Nevertheless, advances in technology mean they can tap into online resources, and they can also access the Welsh language television station, S4C. The school uses email to write to two Welsh medium primaries in Wales, and competed for the first time this year in the Eisteddfod, celebrating, music, poetry, history and culture. In previous years, the school has taken a stall at the event.

Of course, Mr Davies can always use his family connections. His sister, also a primary school teacher, took the more conventional decision to stay in Wales and is happy to offer resources and advice. (Sympathy is less forthcoming given his pupil-teacher ratio of 1:5. “My whole family laugh at me when I say I have reports to write.” He concedes there’s much less paperwork and marking, but points out that he has to plan for three year groups at once.) At key stage 2, maths and science are taught in English, to prepare pupils for London secondary schools. But this year, for the first time in its history, London Welsh pupils will sit key stage 2 tests, a decision reached with some trepidation. The school follows the education curriculum set out by the Welsh Assembly in 2001. As in Wales, therefore, there are no tests at the end of key stage 1: seven-year-olds are measured by teacher assessment alone. So the key stage 2 results will provide new data by which the school can be measured.

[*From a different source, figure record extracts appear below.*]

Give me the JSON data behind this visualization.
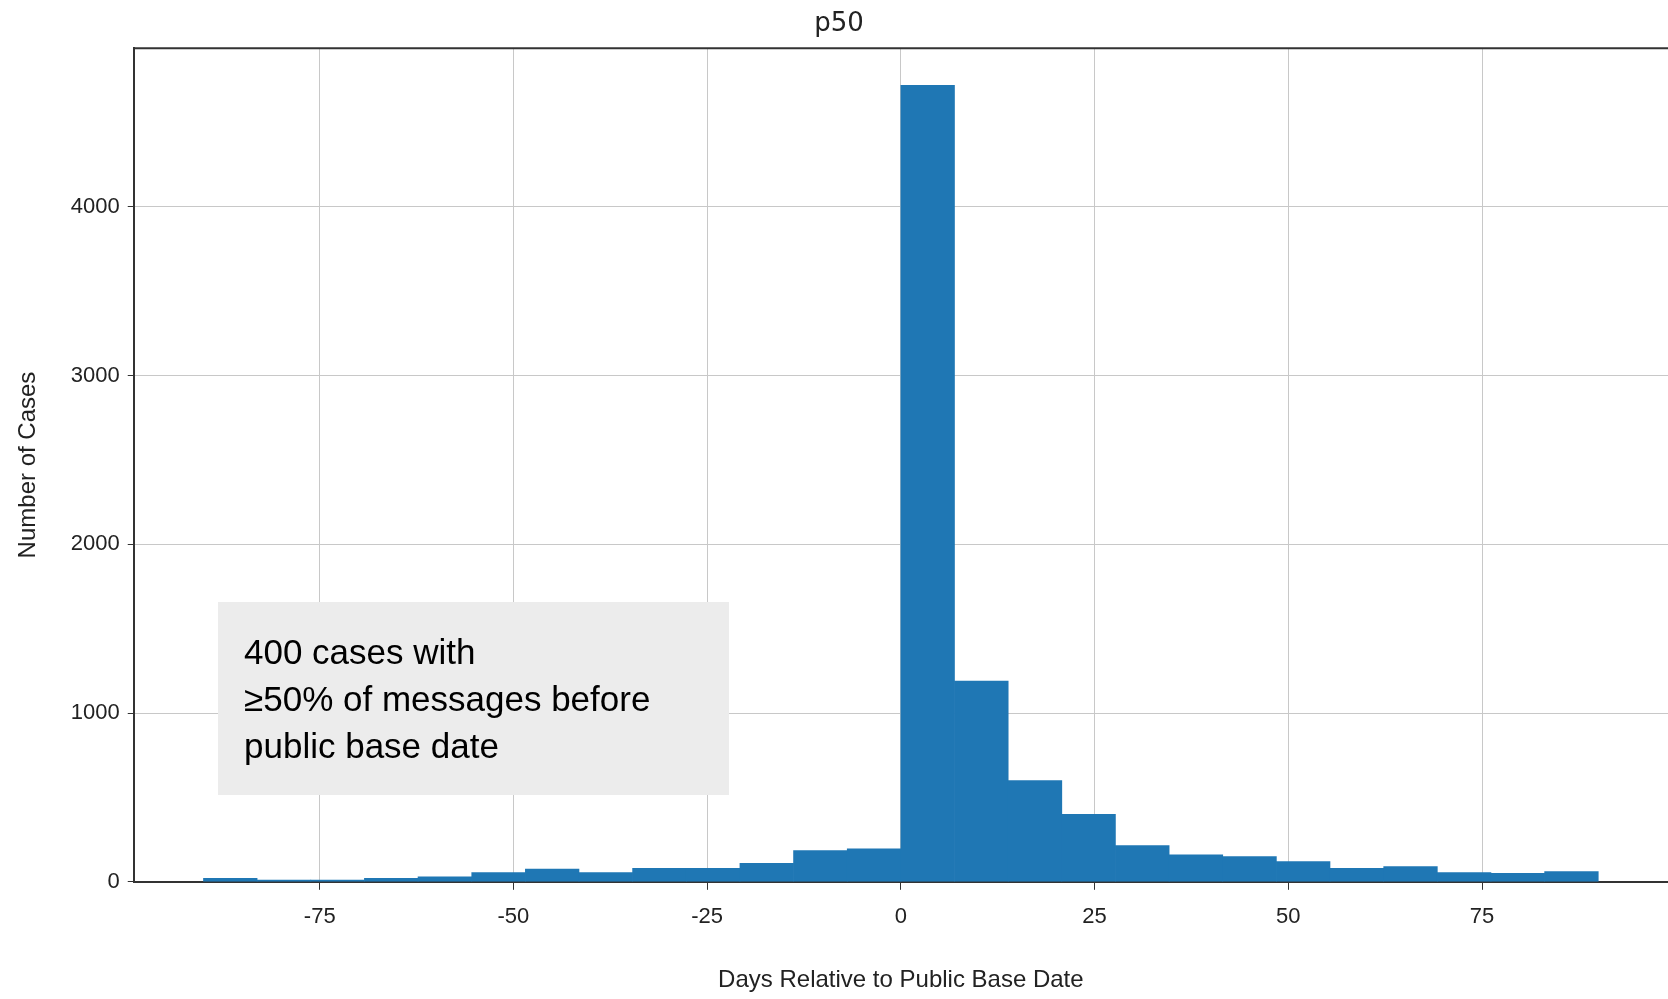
{
  "chart_data": {
    "type": "histogram",
    "title": "p50",
    "xlabel": "Days Relative to Public Base Date",
    "ylabel": "Number of Cases",
    "bins": [
      -90,
      -83.08,
      -76.15,
      -69.23,
      -62.31,
      -55.38,
      -48.46,
      -41.54,
      -34.62,
      -27.69,
      -20.77,
      -13.85,
      -6.92,
      0,
      6.92,
      13.85,
      20.77,
      27.69,
      34.62,
      41.54,
      48.46,
      55.38,
      62.31,
      69.23,
      76.15,
      83.08,
      90
    ],
    "values": [
      20,
      10,
      10,
      20,
      30,
      55,
      75,
      55,
      80,
      80,
      110,
      185,
      195,
      4720,
      1190,
      600,
      400,
      215,
      160,
      150,
      120,
      80,
      90,
      55,
      50,
      60
    ],
    "color": "#1f77b4",
    "xlim": [
      -99,
      99
    ],
    "xticks": [
      -75,
      -50,
      -25,
      0,
      25,
      50,
      75
    ],
    "ylim": [
      0,
      4940
    ],
    "yticks": [
      0,
      1000,
      2000,
      3000,
      4000
    ],
    "grid": true,
    "legend": false,
    "annotations": [
      "400 cases with\n≥50% of messages before\npublic base date"
    ]
  }
}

“Obviously, there’s a lot of pressure,” says Mr Davies, who will prepare key stage 2 pupils for the tests. “But it could be a good marketing tool for the school. We have two pupils taking the exams. If both do well, we’ll have a 100 per cent pass rate.”

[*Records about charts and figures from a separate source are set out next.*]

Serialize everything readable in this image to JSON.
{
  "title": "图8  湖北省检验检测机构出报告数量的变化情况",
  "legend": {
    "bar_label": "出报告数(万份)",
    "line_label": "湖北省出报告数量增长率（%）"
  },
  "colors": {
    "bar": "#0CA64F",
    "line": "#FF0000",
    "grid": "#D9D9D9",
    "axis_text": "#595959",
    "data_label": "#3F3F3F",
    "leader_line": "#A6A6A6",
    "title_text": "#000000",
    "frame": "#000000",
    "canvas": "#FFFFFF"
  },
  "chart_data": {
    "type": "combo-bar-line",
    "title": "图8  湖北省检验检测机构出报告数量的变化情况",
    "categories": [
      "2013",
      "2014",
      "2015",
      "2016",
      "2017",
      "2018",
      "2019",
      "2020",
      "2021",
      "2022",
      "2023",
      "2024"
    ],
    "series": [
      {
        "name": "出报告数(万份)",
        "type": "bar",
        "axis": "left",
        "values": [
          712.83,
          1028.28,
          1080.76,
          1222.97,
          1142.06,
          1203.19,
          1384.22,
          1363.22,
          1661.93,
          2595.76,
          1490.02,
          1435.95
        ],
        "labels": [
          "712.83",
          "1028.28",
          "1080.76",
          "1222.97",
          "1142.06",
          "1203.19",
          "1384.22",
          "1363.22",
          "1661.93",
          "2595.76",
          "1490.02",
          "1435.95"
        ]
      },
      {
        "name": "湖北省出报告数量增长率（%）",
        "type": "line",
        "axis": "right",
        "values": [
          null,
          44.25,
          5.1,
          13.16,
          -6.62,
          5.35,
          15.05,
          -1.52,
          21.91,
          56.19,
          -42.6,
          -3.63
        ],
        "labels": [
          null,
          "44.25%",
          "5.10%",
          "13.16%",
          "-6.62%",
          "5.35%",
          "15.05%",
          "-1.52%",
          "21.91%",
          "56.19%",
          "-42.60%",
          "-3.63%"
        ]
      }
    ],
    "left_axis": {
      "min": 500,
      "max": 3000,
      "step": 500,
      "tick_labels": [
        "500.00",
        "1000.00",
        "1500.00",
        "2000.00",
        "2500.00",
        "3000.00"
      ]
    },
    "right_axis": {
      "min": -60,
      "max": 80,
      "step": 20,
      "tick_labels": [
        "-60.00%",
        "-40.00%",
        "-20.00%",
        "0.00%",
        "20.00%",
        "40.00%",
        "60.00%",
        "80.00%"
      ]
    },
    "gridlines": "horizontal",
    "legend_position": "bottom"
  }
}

And, adds Elizabeth James, successful results may help the school financially. Brent council has determined that the Welsh do not qualify as an ethnic minority group, so the school receives no local authority funding. Its pound;100,000 running costs are met through a variety of sources. Parents pay pound;600 termly tuition fees, and the London-based Welsh community supports the school through fundraising events. But the majority of the costs are met through an annual grant of pound;27,000 from the Cardiff-based Welsh Language Board. This is dependent on a series of attendance and achievement targets.

One target is to get the roll up to 25, “which isn’t feasible within the next two or three years”, says Ms James. “Early years is looking healthy, so numbers will go up significantly in the next four years. But there’s a lot of pressure on the children sitting exams.”

Hannah Garrard and Dylan Brady, the two pupils who will sit the key stage 2 tests this year, seem unfazed by the thought that the long-term future of the school may depend on their academic performance. They have more immediate concerns. “When you’re in Year 6, you have more authority, so it’s harder work,” says Dylan. “And secondary school next year will be weird. People will be interested in you because they won’t speak Welsh. My brother had to do a special project on Wales, and they’ll probably ask me to do one as well. It’s quite cool being bilingual, but sometimes it means more work.”